Ellagic Acid Prevents Oxidative Stress, Inflammation, and Histopathological Alterations in Acrylamide-Induced Hepatotoxicity in Wistar Rats.

The present study was designed to investigate the changes in rat liver tissue after administration of acrylamide (ACR) and ellagic acid (EA). The latter compound was applied for its strong antioxidant and anti-inflammatory properties.

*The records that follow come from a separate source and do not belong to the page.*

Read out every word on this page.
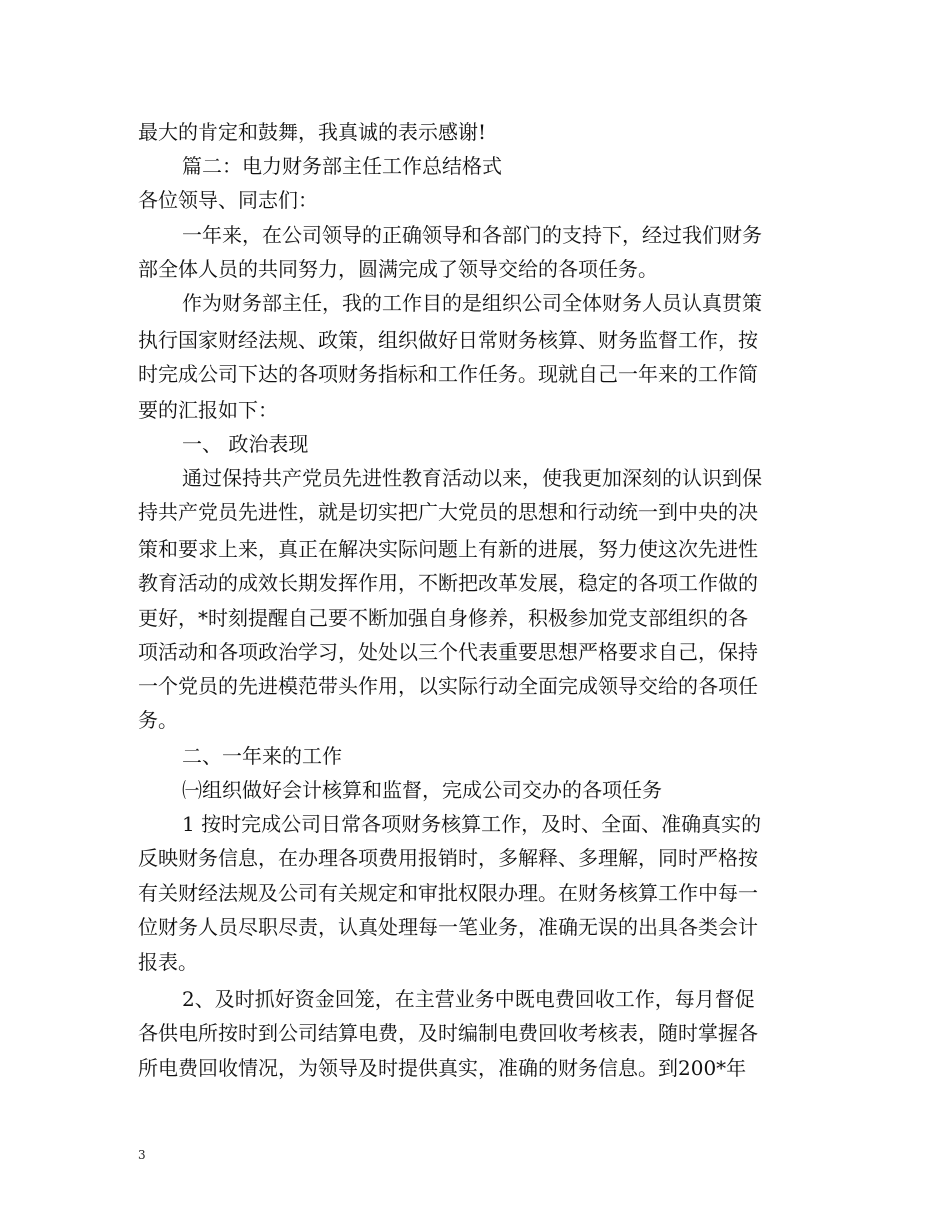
最大的肯定和鼓舞，我真诚的表示感谢!
篇二：电力财务部主任工作总结格式
各位领导、同志们：
一年来，在公司领导的正确领导和各部门的支持下，经过我们财务
部全体人员的共同努力，圆满完成了领导交给的各项任务。
作为财务部主任，我的工作目的是组织公司全体财务人员认真贯策
执行国家财经法规、政策，组织做好日常财务核算、财务监督工作，按
时完成公司下达的各项财务指标和工作任务。现就自己一年来的工作简
要的汇报如下：
一、 政治表现
通过保持共产党员先进性教育活动以来，使我更加深刻的认识到保
持共产党员先进性，就是切实把广大党员的思想和行动统一到中央的决
策和要求上来，真正在解决实际问题上有新的进展，努力使这次先进性
教育活动的成效长期发挥作用，不断把改革发展，稳定的各项工作做的
更好，*时刻提醒自己要不断加强自身修养，积极参加党支部组织的各
项活动和各项政治学习，处处以三个代表重要思想严格要求自己，保持
一个党员的先进模范带头作用，以实际行动全面完成领导交给的各项任
务。
二、一年来的工作
㈠组织做好会计核算和监督，完成公司交办的各项任务
1 按时完成公司日常各项财务核算工作，及时、全面、准确真实的
反映财务信息，在办理各项费用报销时，多解释、多理解，同时严格按
有关财经法规及公司有关规定和审批权限办理。在财务核算工作中每一
位财务人员尽职尽责，认真处理每一笔业务，准确无误的出具各类会计
报表。
2、及时抓好资金回笼，在主营业务中既电费回收工作，每月督促
各供电所按时到公司结算电费，及时编制电费回收考核表，随时掌握各
所电费回收情况，为领导及时提供真实，准确的财务信息。到200*年
3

In the present study, 35 male Wistar rats were randomly divided into five equal groups. These groups were normal saline (NS), ACR (20 mg/kg), ACR + EA (10 and 30 mg/kg EA), and EA (30 mg/kg). At the end of the experiment, the rats were decapitated. Biochemical and histopathological studies were conducted on liver and serum samples. ACR administration significantly decreased hepatic GSH level, SOD, GPx, and CAT activity when compared to the NS group. Aspartate aminotransferase (AST), alanine aminotransferase (ALT), alkaline phosphatase (ALP), nitric oxide (NO), protein carbonyl (PC), malondialdehyde (MDA), tumor necrosis factor alpha (TNF-α), and interleukin 1 beta (IL-1β) levels increased as a result of ACR administration. Administration of EA (more potently at a dose of 30 mg/kg) resulted in a significant reversal of biochemical, inflammatory, and hepatic markers in ACR-intoxicated rats. These biochemical and inflammatory disturbances were supported by histopathological observations of the liver. Our results indicate that EA might be useful for the treatment of the hepatotoxicity induced by ACR via ameliorative effects on biochemical, oxidative stress, and inflammatory indices.